In questo ragionamento l’area pedemontana costituisce un contesto emblematico: lontano dal corridoio urbano della A4, ha vissuto in pieno sia il ciclo dell’industrializzazione diffusa che la fase della delocalizzazione. Oggi si trova a vivere la sfida tecnologica senza avere la fascinazione delle città, in un momento in cui i grandi centri non sono più emblema del grigio ma diventano laboratorio di sostenibilità e vi si innestano imprese e lavoro. Si potrebbe dire che la locomotiva – usando una immagine cara alla retorica distrettuale – adesso non sta più esclusivamente nella pedemontana. I riflessi di queste tendenze si possono leggere nei dati di popolazione ed occupati dai quali sembra emergere un rallentamento di questa area pedemontana rispetto al Veneto nel suo complesso.

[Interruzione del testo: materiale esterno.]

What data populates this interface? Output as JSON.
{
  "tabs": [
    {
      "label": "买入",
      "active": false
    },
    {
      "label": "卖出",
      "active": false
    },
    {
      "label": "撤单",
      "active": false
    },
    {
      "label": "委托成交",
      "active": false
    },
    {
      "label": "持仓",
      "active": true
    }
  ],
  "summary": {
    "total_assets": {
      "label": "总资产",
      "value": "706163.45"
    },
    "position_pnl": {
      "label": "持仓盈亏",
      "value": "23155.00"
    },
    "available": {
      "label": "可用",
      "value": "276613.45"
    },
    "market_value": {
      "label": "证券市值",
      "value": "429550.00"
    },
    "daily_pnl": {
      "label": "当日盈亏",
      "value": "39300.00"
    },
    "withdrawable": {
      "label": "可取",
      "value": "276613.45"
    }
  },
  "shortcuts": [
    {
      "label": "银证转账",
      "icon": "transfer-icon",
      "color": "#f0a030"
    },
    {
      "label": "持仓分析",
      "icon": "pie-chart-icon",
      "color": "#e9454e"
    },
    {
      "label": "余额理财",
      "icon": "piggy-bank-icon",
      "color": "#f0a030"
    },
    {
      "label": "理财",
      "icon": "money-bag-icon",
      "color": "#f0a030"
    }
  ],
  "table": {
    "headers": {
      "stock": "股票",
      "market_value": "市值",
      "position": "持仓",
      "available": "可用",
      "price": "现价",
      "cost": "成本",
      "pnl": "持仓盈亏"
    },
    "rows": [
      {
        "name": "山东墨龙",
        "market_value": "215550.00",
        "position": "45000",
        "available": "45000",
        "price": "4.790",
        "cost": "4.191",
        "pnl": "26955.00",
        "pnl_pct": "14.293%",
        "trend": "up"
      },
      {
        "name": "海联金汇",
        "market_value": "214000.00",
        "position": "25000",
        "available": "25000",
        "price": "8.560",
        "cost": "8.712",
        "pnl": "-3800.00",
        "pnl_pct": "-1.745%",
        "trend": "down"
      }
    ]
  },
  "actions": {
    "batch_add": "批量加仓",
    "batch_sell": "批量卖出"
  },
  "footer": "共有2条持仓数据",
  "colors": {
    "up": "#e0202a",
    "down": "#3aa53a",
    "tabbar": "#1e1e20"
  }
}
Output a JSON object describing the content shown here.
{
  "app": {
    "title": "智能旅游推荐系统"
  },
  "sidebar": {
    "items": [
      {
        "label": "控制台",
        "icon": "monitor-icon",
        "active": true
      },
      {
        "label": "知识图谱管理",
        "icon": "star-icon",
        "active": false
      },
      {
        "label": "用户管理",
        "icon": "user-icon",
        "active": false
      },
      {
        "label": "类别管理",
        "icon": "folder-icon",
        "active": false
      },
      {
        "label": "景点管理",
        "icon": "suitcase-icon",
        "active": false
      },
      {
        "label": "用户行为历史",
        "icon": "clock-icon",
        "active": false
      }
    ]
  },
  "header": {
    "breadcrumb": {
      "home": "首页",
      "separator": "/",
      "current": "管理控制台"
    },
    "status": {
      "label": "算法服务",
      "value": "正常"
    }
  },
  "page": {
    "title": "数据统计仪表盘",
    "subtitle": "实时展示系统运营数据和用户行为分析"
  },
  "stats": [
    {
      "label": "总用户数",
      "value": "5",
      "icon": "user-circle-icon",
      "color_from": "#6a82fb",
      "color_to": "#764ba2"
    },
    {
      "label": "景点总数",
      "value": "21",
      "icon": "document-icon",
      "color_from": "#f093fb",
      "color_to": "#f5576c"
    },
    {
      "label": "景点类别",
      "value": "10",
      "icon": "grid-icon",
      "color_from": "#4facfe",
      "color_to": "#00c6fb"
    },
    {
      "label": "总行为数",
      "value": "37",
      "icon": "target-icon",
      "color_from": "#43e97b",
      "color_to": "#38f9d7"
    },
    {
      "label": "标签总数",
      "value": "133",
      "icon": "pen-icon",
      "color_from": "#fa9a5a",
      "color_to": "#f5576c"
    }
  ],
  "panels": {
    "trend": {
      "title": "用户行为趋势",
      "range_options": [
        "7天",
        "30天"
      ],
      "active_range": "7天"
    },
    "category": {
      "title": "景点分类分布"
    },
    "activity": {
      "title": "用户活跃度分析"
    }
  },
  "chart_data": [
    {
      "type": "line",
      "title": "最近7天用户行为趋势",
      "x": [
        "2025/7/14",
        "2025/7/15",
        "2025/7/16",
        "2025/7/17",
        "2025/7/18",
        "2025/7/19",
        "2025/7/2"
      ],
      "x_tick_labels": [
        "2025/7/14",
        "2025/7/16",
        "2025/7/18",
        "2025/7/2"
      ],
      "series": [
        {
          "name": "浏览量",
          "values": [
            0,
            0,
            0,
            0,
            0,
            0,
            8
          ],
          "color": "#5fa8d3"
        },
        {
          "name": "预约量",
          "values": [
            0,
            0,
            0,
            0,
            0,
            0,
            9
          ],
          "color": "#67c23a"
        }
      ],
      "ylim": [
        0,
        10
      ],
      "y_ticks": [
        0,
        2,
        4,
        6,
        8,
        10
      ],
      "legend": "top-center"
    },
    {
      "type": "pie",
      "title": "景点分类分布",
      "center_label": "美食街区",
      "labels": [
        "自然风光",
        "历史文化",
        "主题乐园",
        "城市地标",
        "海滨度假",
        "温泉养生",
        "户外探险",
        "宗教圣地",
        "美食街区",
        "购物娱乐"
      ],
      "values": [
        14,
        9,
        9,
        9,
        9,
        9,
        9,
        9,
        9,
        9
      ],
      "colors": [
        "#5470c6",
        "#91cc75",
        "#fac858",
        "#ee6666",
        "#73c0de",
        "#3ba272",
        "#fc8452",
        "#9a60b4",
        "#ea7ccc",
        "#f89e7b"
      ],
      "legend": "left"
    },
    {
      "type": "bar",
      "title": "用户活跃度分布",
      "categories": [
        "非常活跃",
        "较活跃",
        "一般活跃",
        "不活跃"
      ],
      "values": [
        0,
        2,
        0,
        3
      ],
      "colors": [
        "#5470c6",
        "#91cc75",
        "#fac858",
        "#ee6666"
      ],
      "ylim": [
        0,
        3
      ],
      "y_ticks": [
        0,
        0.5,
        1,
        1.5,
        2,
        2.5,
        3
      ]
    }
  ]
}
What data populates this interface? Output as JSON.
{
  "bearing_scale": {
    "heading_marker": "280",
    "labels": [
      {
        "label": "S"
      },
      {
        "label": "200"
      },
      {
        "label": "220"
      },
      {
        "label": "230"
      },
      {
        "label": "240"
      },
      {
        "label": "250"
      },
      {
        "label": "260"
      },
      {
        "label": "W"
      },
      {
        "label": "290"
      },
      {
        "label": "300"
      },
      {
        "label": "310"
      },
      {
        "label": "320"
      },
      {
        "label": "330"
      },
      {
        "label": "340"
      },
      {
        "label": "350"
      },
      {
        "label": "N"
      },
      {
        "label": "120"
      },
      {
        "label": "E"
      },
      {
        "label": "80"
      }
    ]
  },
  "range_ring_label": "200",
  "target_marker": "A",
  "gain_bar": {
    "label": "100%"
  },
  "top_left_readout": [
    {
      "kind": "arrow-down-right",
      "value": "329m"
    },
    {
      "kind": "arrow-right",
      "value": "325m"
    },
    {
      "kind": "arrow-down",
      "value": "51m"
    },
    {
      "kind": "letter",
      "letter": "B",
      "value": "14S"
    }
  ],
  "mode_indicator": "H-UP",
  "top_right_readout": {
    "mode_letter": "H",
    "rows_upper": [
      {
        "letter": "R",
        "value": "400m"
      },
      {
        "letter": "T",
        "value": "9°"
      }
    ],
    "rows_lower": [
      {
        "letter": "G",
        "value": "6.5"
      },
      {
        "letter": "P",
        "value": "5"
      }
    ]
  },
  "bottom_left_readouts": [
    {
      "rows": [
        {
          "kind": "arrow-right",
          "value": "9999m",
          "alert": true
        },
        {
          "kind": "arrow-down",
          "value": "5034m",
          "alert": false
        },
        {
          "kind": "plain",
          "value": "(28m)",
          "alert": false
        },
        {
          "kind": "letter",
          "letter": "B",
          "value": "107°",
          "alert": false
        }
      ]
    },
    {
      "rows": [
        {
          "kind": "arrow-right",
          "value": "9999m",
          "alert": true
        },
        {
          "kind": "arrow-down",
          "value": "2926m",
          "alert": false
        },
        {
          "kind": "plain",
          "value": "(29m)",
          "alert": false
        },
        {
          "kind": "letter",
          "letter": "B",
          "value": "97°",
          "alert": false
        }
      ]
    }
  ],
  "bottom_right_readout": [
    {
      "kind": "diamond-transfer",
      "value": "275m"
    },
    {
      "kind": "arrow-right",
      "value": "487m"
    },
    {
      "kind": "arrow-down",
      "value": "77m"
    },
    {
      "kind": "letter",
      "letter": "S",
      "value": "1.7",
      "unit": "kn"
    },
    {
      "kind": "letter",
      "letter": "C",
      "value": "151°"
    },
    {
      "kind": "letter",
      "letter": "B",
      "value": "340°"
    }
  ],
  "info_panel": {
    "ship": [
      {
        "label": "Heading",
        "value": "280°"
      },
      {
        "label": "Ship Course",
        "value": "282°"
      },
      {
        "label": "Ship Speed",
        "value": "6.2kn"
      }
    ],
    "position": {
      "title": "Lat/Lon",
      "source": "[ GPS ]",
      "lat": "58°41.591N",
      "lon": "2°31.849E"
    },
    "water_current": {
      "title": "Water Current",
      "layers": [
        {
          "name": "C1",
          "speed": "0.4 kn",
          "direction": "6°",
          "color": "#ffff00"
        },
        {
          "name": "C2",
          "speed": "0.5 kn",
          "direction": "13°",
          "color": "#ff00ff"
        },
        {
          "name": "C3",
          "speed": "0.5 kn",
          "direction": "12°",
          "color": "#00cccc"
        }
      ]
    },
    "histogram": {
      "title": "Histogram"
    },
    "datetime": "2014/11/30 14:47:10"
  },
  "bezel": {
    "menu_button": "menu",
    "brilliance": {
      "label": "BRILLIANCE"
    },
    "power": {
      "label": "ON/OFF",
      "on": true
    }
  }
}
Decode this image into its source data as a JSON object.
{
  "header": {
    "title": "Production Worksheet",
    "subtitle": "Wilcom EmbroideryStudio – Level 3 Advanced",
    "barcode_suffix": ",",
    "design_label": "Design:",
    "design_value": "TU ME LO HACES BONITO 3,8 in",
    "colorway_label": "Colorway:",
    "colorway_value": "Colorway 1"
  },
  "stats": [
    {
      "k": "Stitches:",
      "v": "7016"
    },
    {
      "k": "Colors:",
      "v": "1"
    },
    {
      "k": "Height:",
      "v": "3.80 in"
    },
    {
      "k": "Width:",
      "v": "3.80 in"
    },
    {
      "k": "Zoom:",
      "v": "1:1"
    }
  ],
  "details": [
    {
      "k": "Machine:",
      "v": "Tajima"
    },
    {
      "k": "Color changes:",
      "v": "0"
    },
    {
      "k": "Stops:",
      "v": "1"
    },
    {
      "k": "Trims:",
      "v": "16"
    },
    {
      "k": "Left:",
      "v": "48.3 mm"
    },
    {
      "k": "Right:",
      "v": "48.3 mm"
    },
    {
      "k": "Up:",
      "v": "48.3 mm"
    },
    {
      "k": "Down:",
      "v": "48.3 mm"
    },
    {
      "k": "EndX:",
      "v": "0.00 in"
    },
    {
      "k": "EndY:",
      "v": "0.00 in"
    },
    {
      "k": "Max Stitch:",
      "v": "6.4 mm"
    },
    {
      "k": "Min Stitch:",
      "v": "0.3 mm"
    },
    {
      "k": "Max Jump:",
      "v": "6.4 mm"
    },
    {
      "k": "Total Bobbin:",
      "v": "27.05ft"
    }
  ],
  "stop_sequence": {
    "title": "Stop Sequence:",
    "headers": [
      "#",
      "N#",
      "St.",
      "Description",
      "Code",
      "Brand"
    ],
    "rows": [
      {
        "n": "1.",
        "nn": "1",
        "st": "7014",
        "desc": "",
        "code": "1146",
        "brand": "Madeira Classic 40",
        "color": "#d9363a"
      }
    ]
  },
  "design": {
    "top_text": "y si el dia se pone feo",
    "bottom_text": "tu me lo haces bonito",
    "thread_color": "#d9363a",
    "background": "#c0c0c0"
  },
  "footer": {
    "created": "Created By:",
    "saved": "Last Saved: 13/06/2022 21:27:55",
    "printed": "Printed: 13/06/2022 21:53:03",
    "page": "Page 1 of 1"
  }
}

Non si tratta però di una nuova crisi, bensì il segno tangibile di trasformazioni che ovviamente sono già in corso. Si è chiuso il ciclo narrativo delle 3 C – capannone, chiesa, campo, che in qualche modo rappresentava l’idea della evoluzione dal mondo rurale. Il nuovo ciclo è da pensarsi intorno al concetto di relazione, tra persone, idee e mercati. La rappresentazione più iconografica della pedemontana è proprio la Superstrada. Intorno ai suoi futuri caselli – entro un raggio di 20 minuti – vivono già oggi oltre 900 mila abitanti e le imprese che vi hanno sede impiegano quasi 340 mila persone. Domani, i tempi di percorrenza con cui si spostano lungo il suo asse verranno dimezzati rispetto a quelli di oggi e questo darà vita ad una geometria nuova anche del mercato del lavoro. L’icona dunque per questa aree non è un luogo, ma un servizio, per collegare persone, interessi, formazione e lavoro. La consapevolezza di questo deve servire ad accompagnare responsabilmente l’evoluzione del territorio.